Both the Plains Wanderer and the three species of Seed-snipe have long been emblematic for me as they beautifully represent our unique Gondwanan heritage and a world connected by birds.

You’ve got a golden ticket to go anywhere in the world to see a bird? Where would you go and why?

My golden ticket will take me to the small island of Ua Huka in French Polynesia, which is the final refuge for the critically endangered Ultramarine Lorikeet (Vini ultramarine). During the 1970s, the bird could still be found on three other islands in the Marquesas group. However, due to deforestation and especially predation by invasive black rats and cats, the Ultramarine Lorikeet had disappeared by 2008 from every island except Ua Huka.

 

To see the bird in its natural habitat would be, for me, a thrill but at the same time sad reminder of the terrible impact of invasive species on birds and other wildlife worldwide, but particularly on small Pacific islands like this, where bird species after bird species has gone extinct because of the ravaging rat! 

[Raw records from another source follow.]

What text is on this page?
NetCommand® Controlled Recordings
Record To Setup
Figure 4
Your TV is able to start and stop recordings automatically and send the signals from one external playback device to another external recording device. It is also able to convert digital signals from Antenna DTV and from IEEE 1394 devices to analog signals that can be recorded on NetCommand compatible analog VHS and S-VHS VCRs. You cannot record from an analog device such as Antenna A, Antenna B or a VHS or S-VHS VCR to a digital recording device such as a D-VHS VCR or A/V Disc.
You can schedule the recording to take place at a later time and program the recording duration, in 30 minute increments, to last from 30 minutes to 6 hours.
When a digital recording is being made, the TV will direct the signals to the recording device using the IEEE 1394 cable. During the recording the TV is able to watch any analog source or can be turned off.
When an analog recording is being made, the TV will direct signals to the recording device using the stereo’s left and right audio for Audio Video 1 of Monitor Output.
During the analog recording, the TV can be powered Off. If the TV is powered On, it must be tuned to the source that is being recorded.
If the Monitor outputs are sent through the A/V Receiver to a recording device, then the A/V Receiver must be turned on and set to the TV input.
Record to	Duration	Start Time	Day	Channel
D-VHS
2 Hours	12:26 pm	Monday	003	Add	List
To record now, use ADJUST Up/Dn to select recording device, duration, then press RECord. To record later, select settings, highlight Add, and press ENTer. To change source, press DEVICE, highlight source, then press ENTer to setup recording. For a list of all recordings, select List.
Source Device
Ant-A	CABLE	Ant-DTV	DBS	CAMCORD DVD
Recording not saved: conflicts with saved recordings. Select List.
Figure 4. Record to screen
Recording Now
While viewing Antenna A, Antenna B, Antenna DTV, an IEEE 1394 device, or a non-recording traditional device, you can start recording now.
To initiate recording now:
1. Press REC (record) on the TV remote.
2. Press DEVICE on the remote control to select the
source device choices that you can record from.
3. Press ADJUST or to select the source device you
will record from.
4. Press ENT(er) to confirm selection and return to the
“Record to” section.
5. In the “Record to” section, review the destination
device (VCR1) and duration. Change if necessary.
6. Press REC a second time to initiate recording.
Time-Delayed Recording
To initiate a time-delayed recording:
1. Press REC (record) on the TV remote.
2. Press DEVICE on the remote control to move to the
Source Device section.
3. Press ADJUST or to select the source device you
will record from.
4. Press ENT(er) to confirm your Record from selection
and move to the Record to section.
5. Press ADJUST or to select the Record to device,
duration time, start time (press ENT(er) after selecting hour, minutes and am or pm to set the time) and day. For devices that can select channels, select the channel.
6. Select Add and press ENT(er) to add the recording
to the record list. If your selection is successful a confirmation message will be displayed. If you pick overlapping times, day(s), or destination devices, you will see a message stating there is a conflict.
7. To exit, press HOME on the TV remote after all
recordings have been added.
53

How is birding part of your life today?

From the home garden to the local nature reserve, from local sports ovals and riverside walks to national parks, birds are part of my life. They take me into nature, if sometimes only for a short while, and away from life’s constant noise and intrusions. Birds cause me to pause and listen, to admire nature’s beauty and occasionally become a ‘citizen scientist’.

 

Friendships forged, and sometimes renewed through birds have endured over half a lifetime. It is an interest that I’ve always been able to share with my life partner and together we’ve travelled a world and lived a life accompanied by birdsong.